He had been an assistant city solicitor for Baltimore in the mid-1950s and was a state banking commissioner from 1963 to 1967.

He practiced law for years in the Fidelity Building with Casmir M. Zacharski Jr., and later joined the firm of Venable, Baetjer, Howard and Civiletti, from which he retired in 1995.

Active in politics, Mr. O'Conor had served as state Democratic chairman during the presidential campaigns of John F. Kennedy and Lyndon B. Johnson.

Appointed by the latter to the U.S. delegation to the United Nations in the mid-1960s, Mr. O'Conor became interested in world hunger. He later served for many years as director of the Maryland Committee for UNICEF and had been a member of the board of its U.S. committee.

He also wrote widely on world hunger, poverty and related politics.

"Millions of people die annually from sickness, and the World Health Organization attributes 80 percent of those deaths to inadequate water or sanitation. In the underprivileged world, half of the deaths occur to children under 5 years old," Mr. O'Conor wrote in a 1983 article in The Sun.

Mr. O'Conor was also active with Catholic Charities and Catholic Relief Services.

"He'd work 60- to 70-hour weeks on all of the things that he was involved with. He did not have an ego and never wanted the spotlight. He was a person who liked listening to others," said son Herbert R. O'Conor III, a lawyer and Towson resident.

"He was always trying to help others or someone he found on the street, and these were relationships that continued for years," said Mr. Zacharski, his former law partner. "He'd respond to the needs of people he simply met by chance.
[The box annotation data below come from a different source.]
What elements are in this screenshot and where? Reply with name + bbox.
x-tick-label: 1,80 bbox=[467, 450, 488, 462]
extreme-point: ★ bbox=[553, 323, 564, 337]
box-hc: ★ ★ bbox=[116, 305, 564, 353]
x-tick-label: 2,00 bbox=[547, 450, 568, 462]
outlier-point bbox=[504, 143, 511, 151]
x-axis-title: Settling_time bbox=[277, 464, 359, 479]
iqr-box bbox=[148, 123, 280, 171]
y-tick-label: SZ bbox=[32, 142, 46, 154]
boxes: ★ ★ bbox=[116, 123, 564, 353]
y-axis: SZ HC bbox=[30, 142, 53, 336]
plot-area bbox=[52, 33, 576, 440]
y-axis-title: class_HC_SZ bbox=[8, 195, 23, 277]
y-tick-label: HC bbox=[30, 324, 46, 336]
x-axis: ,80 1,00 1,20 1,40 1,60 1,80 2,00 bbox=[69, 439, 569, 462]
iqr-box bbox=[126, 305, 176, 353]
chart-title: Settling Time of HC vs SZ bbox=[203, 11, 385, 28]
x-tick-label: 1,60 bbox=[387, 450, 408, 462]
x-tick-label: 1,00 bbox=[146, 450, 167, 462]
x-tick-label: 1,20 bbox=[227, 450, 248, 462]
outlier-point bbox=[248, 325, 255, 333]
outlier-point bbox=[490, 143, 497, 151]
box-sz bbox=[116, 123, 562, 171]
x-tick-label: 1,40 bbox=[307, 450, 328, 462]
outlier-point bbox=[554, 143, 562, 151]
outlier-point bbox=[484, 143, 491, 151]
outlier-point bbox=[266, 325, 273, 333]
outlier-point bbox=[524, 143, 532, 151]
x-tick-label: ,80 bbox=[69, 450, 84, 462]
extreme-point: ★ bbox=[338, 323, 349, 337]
His charitable and humanitarian projects dominated his life both professional and otherwise, and he did all he could to further those goals."

"He was a gentle man and extremely gracious. I was always impressed with him. He always wanted to make life better for those who didn't have the advantages he had," said Maryland Attorney General J. Joseph Curran Jr.

In 1944, Mr. O'Conor married Ella Galvin, and for many years they lived in Homeland before moving to the retirement community in 2001.

He was a daily communicant of the Roman Catholic Cathedral of Mary Our Queen, 5200 N. Charles St., where a Mass of Christian burial will be offered at 10 a.m. tomorrow.

In addition to his wife, son and brother, Mr. O'Conor is survived by three daughters, Mercedes O'C. Cathey of Fullerton, Lisa O'C. Banknell of Rodgers Forge and Mary Galvin O'C. Wilson of Baltimore; another brother, Eugene F. O'Conor of Towson; a sister, Patricia O'C. Farley of Baltimore; and eight grandchildren.